# Festplatte schonen

## Lockheed

Hi!

Es kommt bei mir zuhause immer wieder die Diskussion auf, ob es besser is den PC mal eine Stunde im Leerlauf zu lassen und dann wieder E-Mails zu checken oder ihn echt immer Ein- und Auszuschalten. Da ich eine schon 6 Jahre alte 30-GB-Platte drinnen habe, möchte ich mich gerne ein für alle mal für den "schonenderen" Weg entscheiden.

Also macht es der Festplatte mehr, wenn sie sich länger mal im Leerlauf dreht oder wenn sie ständig hoch- und runtergefahren wird?

Vielen Dank für eure Antworten!

----------

## misterjack

man kann doch festplatten abschalten lassen, wenn sie nicht gebraucht werden  :Wink: 

----------

## hoschi

Mit HDPARM drosselt zu die Festplatte runter, oder du schickst den PC gleich in den S1/S3 Moduls (was wohl sinnvoller ist) ~ Ruhezustand. So empfindlich sind die Dinger nicht, ich habe hier eine seit Jahren glucksende IBM Platte...
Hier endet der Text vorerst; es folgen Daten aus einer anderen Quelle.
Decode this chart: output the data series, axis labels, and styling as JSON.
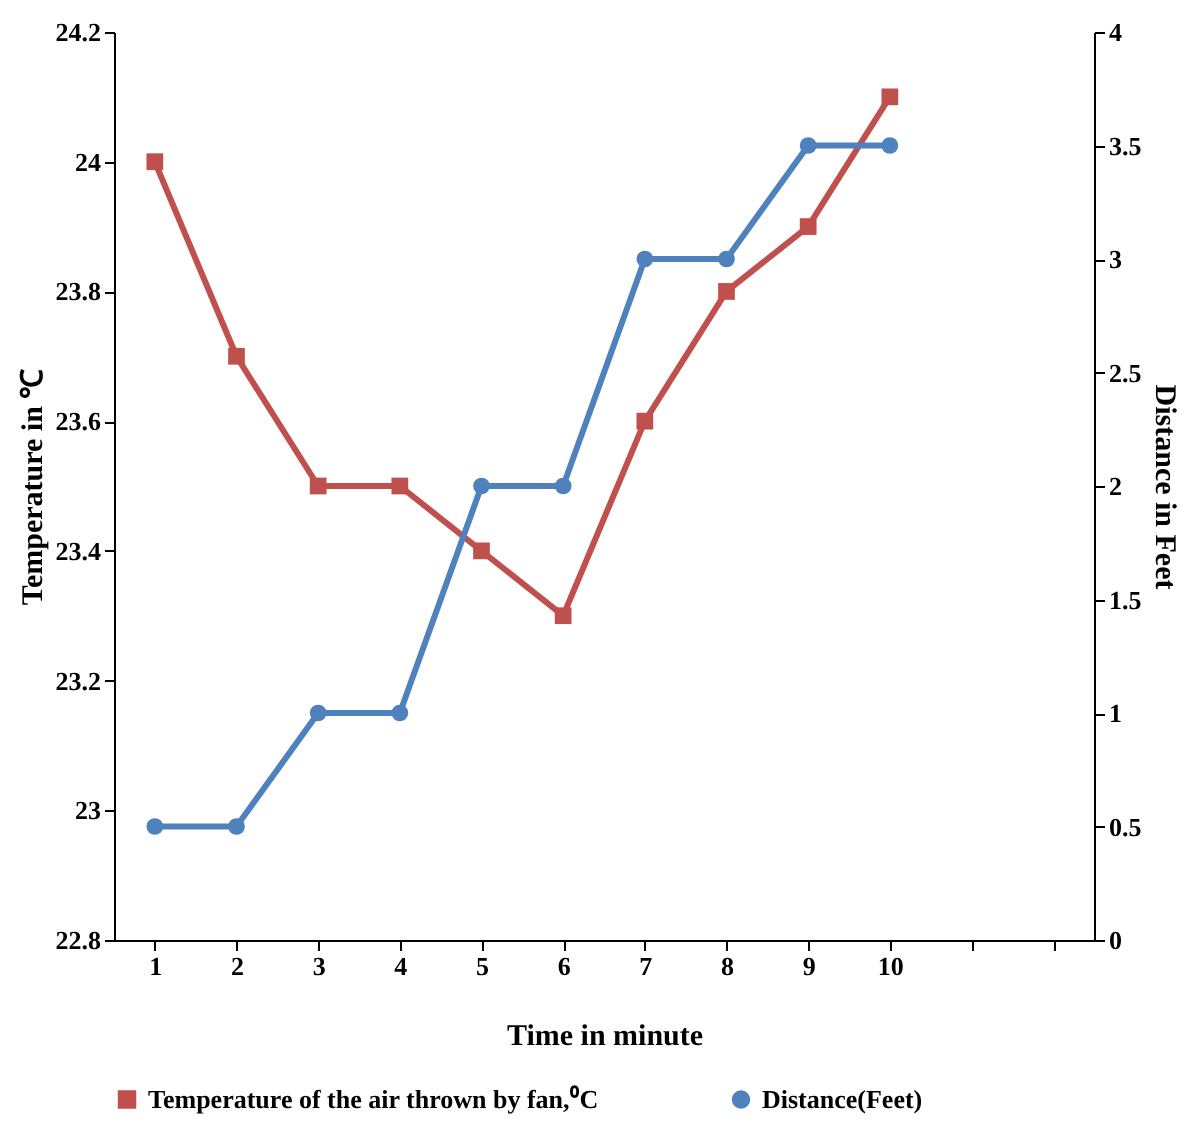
{
  "chart_data": {
    "type": "line",
    "xlabel": "Time in minute",
    "ylabel": "Temperature in ℃",
    "y2label": "Distance in Feet",
    "categories": [
      "1",
      "2",
      "3",
      "4",
      "5",
      "6",
      "7",
      "8",
      "9",
      "10",
      null,
      null
    ],
    "series": [
      {
        "name": "Temperature of the air  thrown by fan,⁰C",
        "color": "#c0504d",
        "marker": "square",
        "values": [
          24,
          23.7,
          23.5,
          23.5,
          23.4,
          23.3,
          23.6,
          23.8,
          23.9,
          24.1,
          null,
          null
        ]
      },
      {
        "name": "Distance(Feet)",
        "color": "#4f81bd",
        "marker": "circle",
        "axis": "y2",
        "values": [
          0.5,
          0.5,
          1,
          1,
          2,
          2,
          3,
          3,
          3.5,
          3.5,
          null,
          null
        ]
      }
    ],
    "ylim": [
      22.8,
      24.2
    ],
    "yticks": [
      22.8,
      23,
      23.2,
      23.4,
      23.6,
      23.8,
      24,
      24.2
    ],
    "y2lim": [
      0,
      4
    ],
    "y2ticks": [
      0,
      0.5,
      1,
      1.5,
      2,
      2.5,
      3,
      3.5,
      4
    ],
    "legend": "bottom"
  }
}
Ausfallen tun die Festplatte nur dann, wenn man kein Backup hat - Murphys Law

----------

## Lockheed

Das mit dem Festplatten abschalten, hab ich mir auch schon mal gedacht... mal schauen, ob ich das irgendwie hinkriege und ob es von Bios/Festplatte überhaupt unterstützt wird.
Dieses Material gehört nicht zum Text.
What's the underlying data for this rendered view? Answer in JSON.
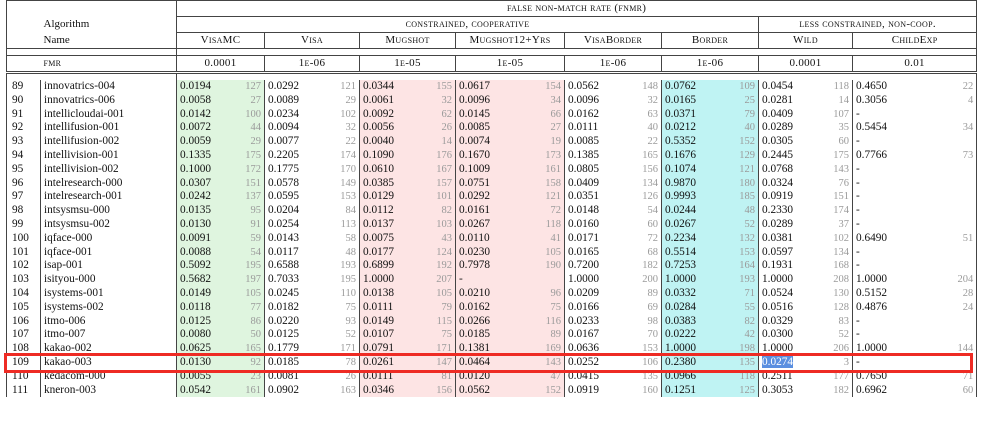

Von S1/S3-Modus hab ich noch nix gehört, klingt aber interessant... ist das einer von diesen Modi, wo man auf gut Glück entscheiden darf, ob der Prozessorlüfter weiterbläst oder nicht?  :Smile: 

----------

## Earthwings

Schau ins Datenblatt deiner Festplatte, da erfährst du die MTBF (mean time between failure, zu deutsch erwartete Lebendsdauer) und die max power-on cycles (oder so ähnlich, zu deutsch die Anzahl Ein/Ausschaltvorgänge, die die Festplatte erträgt). Aus beiden Werten kannst du dann ausrechnen, nach wieviel Minuten Leerlauf es besser ist, die Festplatte auszuschalten.

----------

## Lockheed

Gute Idee, danke!

Mal schauen, ob ich mit Smart was auslesen kann...

----------

## pir187

nur mal so meine meinung zum thema "festplatte in standby schicken"...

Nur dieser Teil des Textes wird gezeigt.